The following are ALL rules, proposed rules, and notices (chronologically) published in the Federal Register relating to 42 CFR 412 after this date.

  • 2014-08-06; vol. 79 # 151 - Wednesday, August 6, 2014
    1. 79 FR 45872 - Medicare Program; Inpatient Rehabilitation Facility Prospective Payment System for Federal Fiscal Year 2015
      GPO FDSys XML | Text
      DEPARTMENT OF HEALTH AND HUMAN SERVICES, Centers for Medicare & Medicaid Services
      Final rule.
      The updated IRF prospective payment rates are applicable for IRF discharges occurring on or after October 1, 2014, and on or before September 30, 2015 (FY 2015). In addition, the revisions to the list of diagnosis codes that are used to determine presumptive compliance under the “60 percent rule” that were finalized in FY 2014 IRF PPS final rule (78 FR 47860) and the revisions to the lists of diagnosis codes and impairment group codes finalized in this rule are applicable for compliance review periods beginning on or after October 1, 2015. The change to the Inpatient Rehabilitation Facility-Patient Assessment Instrument (IRF-PAI) form to indicate whether the prior treatment and severity requirements have been met for arthritis cases to presumptively meet the “60 percent rule” compliance criteria is applicable October 1, 2015. The implementation of the International Classification of Diseases, 10th Revision, Clinical Modification (ICD-10-CM), for the IRF prospective payment system (PPS), is applicable when ICD-10-CM becomes the required medical data code set for use on Medicare claims and IRF-PAI submissions.
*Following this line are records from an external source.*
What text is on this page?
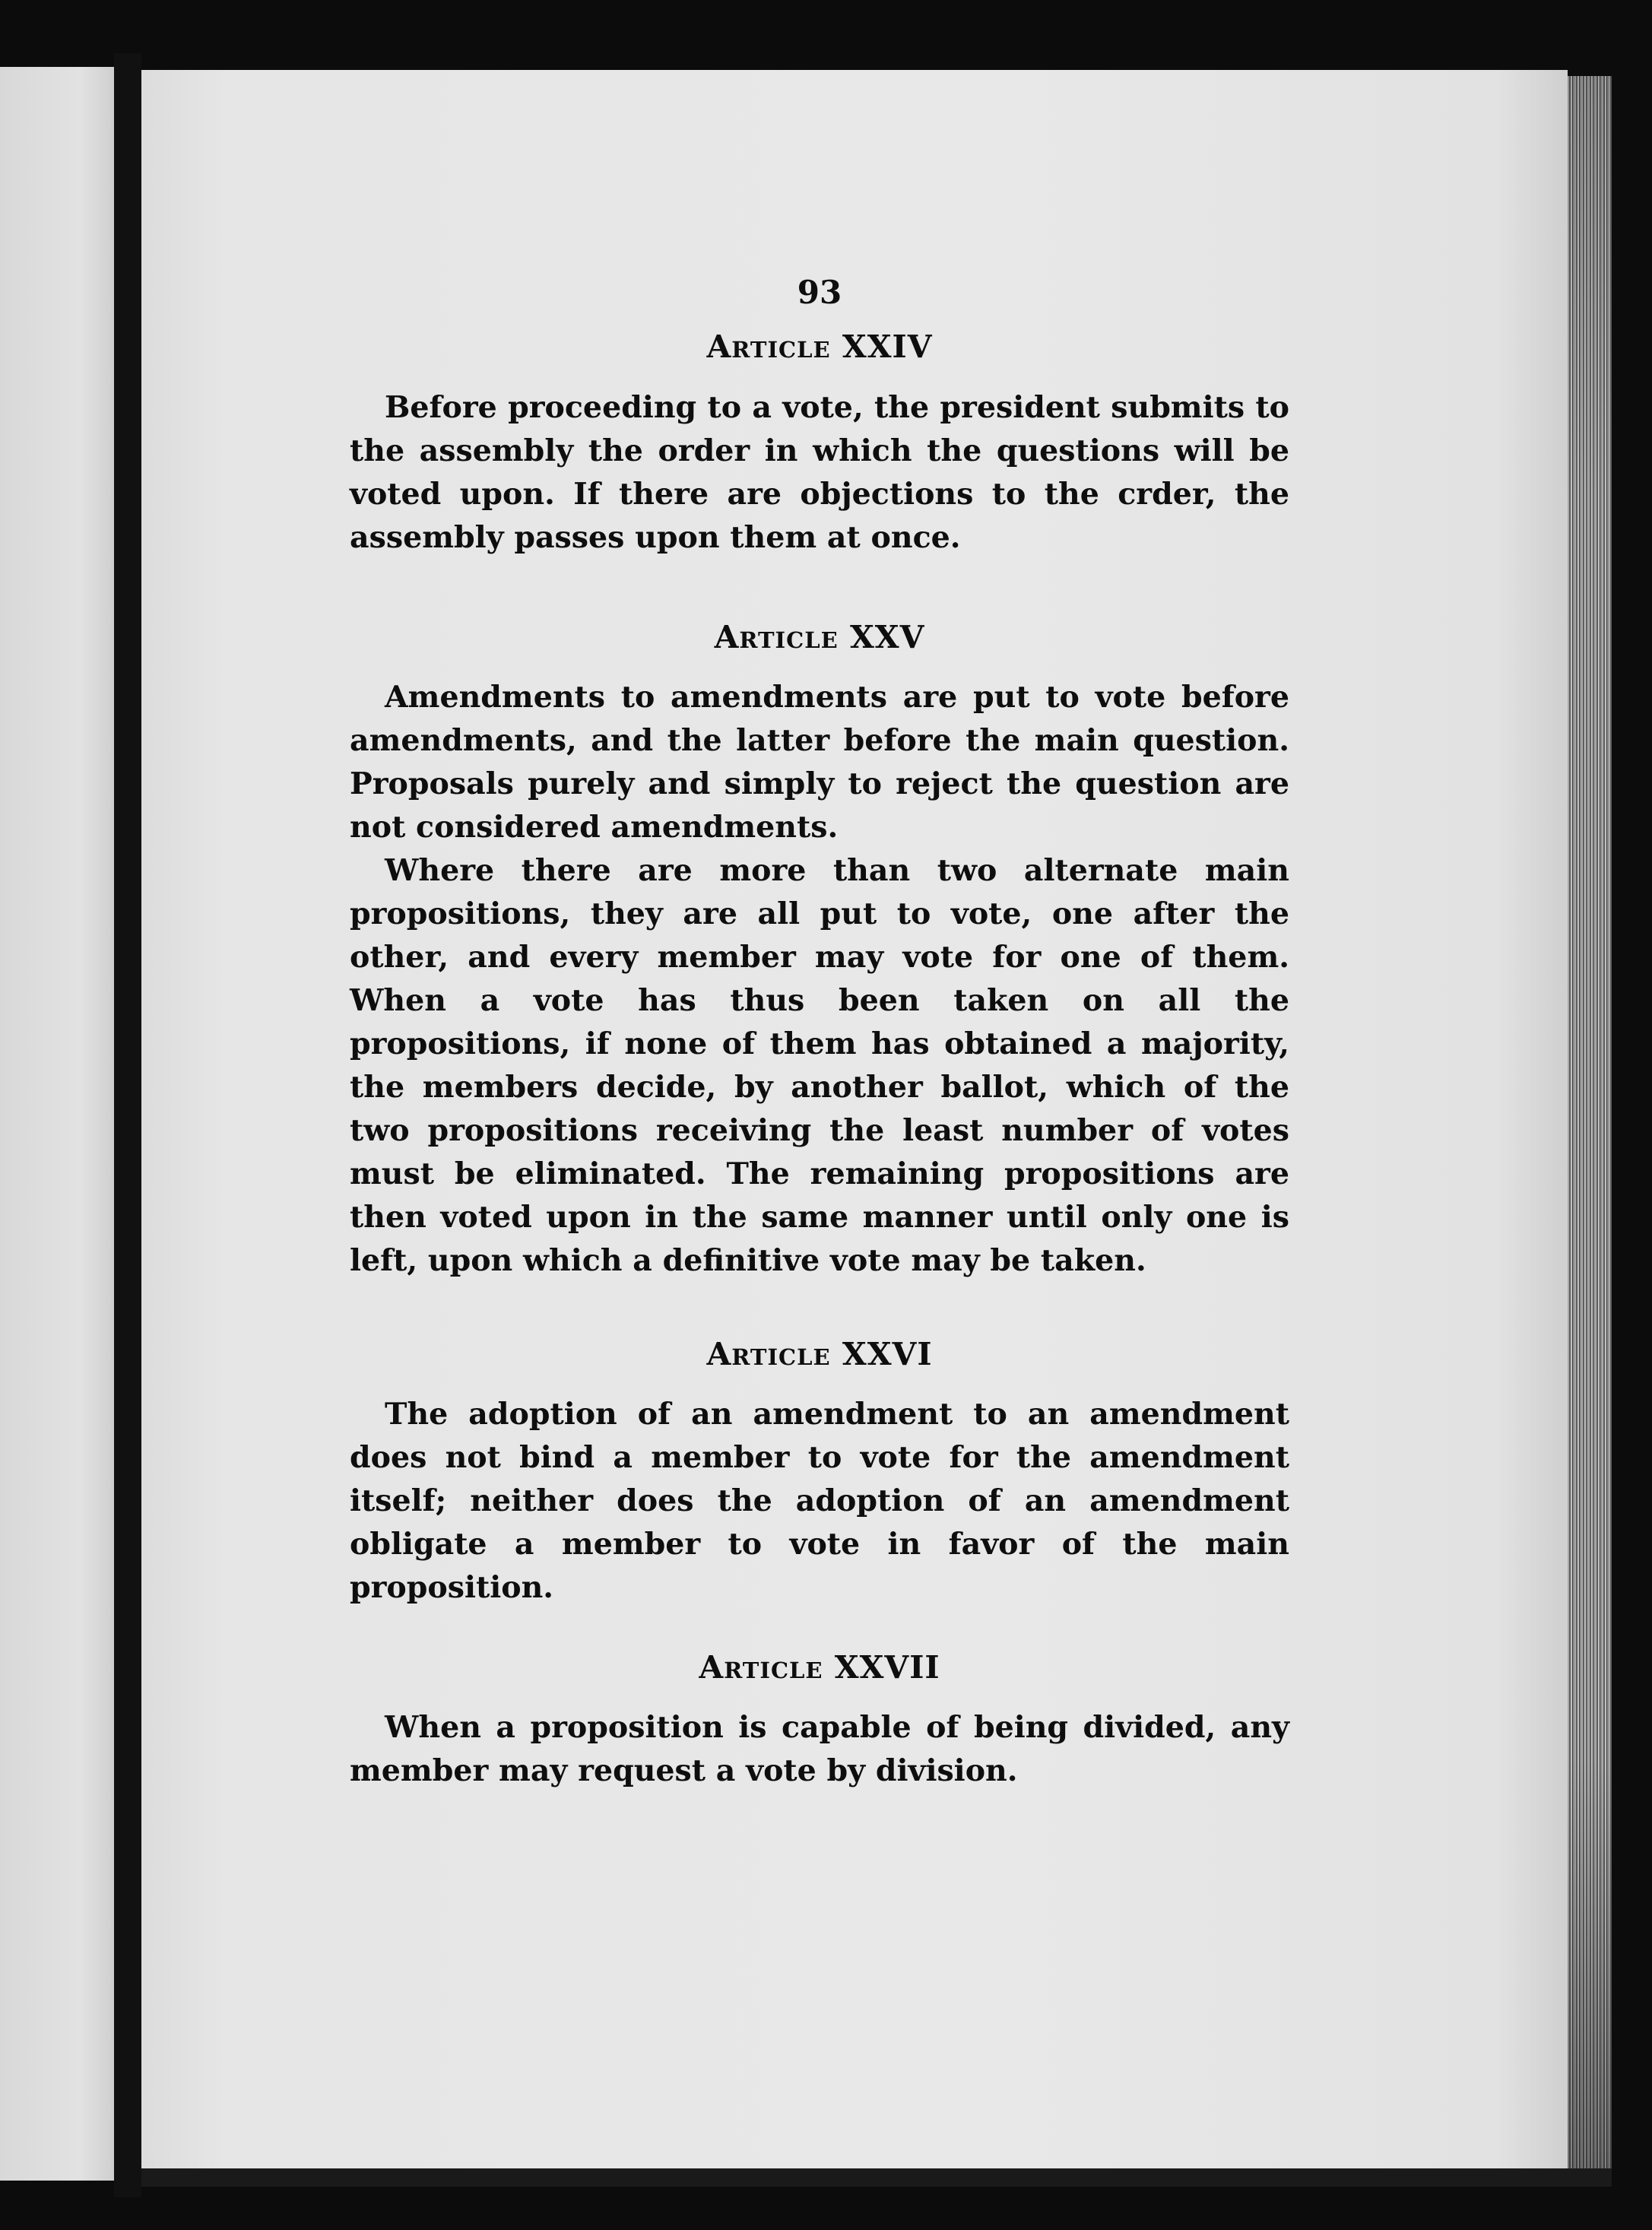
93
Article XXIV

Before proceeding to a vote, the president submits to the assembly the order in which the questions will be voted upon. If there are objections to the crder, the assembly passes upon them at once.

Article XXV

Amendments to amendments are put to vote before amendments, and the latter before the main question. Proposals purely and simply to reject the question are not considered amendments.

Where there are more than two alternate main propositions, they are all put to vote, one after the other, and every member may vote for one of them. When a vote has thus been taken on all the propositions, if none of them has obtained a majority, the members decide, by another ballot, which of the two propositions receiving the least number of votes must be eliminated. The remaining propositions are then voted upon in the same manner until only one is left, upon which a definitive vote may be taken.

Article XXVI

The adoption of an amendment to an amendment does not bind a member to vote for the amendment itself; neither does the adoption of an amendment obligate a member to vote in favor of the main proposition.

Article XXVII

When a proposition is capable of being divided, any member may request a vote by division.
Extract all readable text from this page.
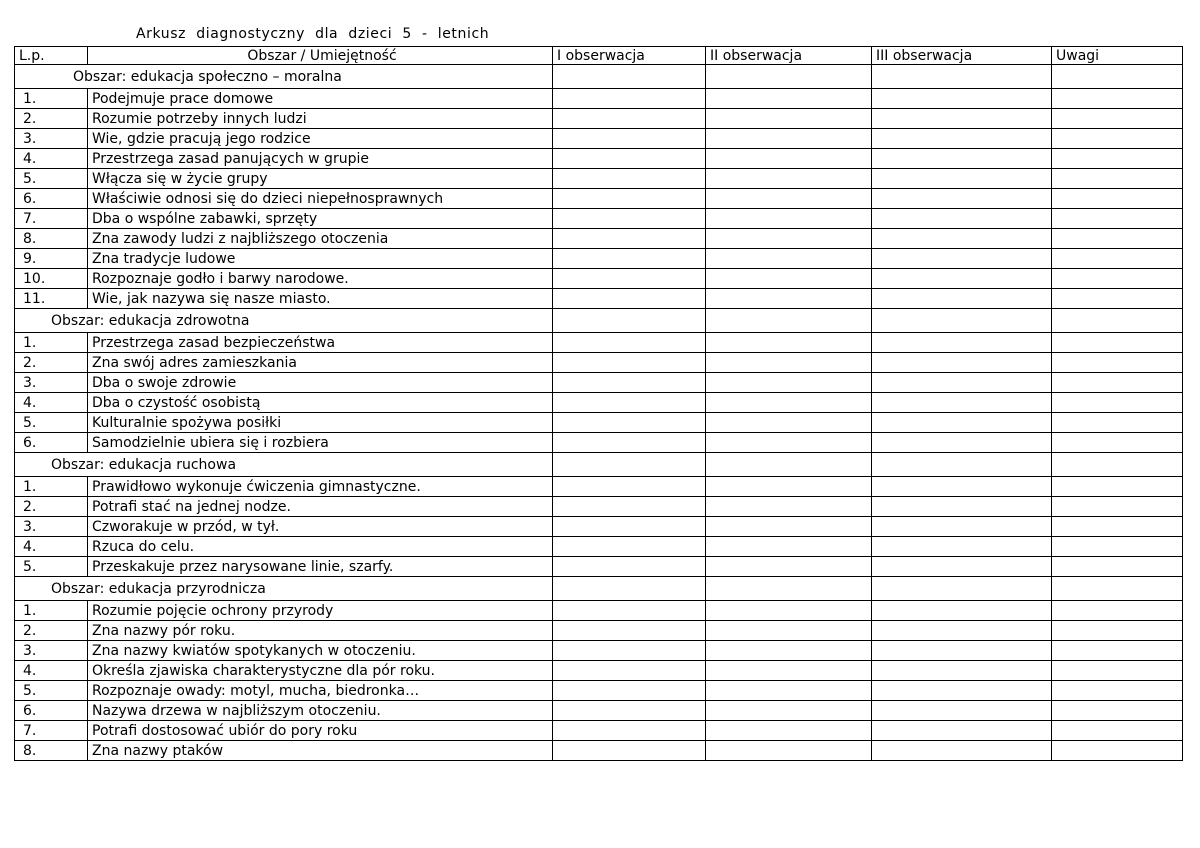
Arkusz  diagnostyczny  dla  dzieci  5  -  letnich
L.p.	Obszar / Umiejętność	I obserwacja	II obserwacja	III obserwacja	Uwagi
Obszar: edukacja społeczno – moralna					
1.	Podejmuje prace domowe				
2.	Rozumie potrzeby innych ludzi				
3.	Wie, gdzie pracują jego rodzice				
4.	Przestrzega zasad panujących w grupie				
5.	Włącza się w życie grupy				
6.	Właściwie odnosi się do dzieci niepełnosprawnych				
7.	Dba o wspólne zabawki, sprzęty				
8.	Zna zawody ludzi z najbliższego otoczenia				
9.	Zna tradycje ludowe				
10.	Rozpoznaje godło i barwy narodowe.				
11.	Wie, jak nazywa się nasze miasto.				
Obszar: edukacja zdrowotna					
1.	Przestrzega zasad bezpieczeństwa				
2.	Zna swój adres zamieszkania				
3.	Dba o swoje zdrowie				
4.	Dba o czystość osobistą				
5.	Kulturalnie spożywa posiłki				
6.	Samodzielnie ubiera się i rozbiera				
Obszar: edukacja ruchowa					
1.	Prawidłowo wykonuje ćwiczenia gimnastyczne.				
2.	Potrafi stać na jednej nodze.				
3.	Czworakuje w przód, w tył.				
4.	Rzuca do celu.				
5.	Przeskakuje przez narysowane linie, szarfy.				
Obszar: edukacja przyrodnicza					
1.	Rozumie pojęcie ochrony przyrody				
2.	Zna nazwy pór roku.				
3.	Zna nazwy kwiatów spotykanych w otoczeniu.				
4.	Określa zjawiska charakterystyczne dla pór roku.				
5.	Rozpoznaje owady: motyl, mucha, biedronka…				
6.	Nazywa drzewa w najbliższym otoczeniu.				
7.	Potrafi dostosować ubiór do pory roku				
8.	Zna nazwy ptaków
The updated quality measures and reporting requirements under the IRF QRP are applicable for IRF discharges occurring on or after October 1, 2014. The two new IRF quality measures will require data submission beginning with admissions and discharges occurring on or after January 1, 2015: (1) National Healthcare Safety Network (NHSN) Facility-Wide Inpatient Hospital-Onset Methicillin-Resistant Staphylococcus aureus (MRSA) Bacteremia Outcome Measure (NQF #1716); and (2) National Healthcare Safety Network (NHSN) Facility-Wide Inpatient Hospital-Onset Clostridium difficile Infection (CDI) Outcome Measure (NQF #1717).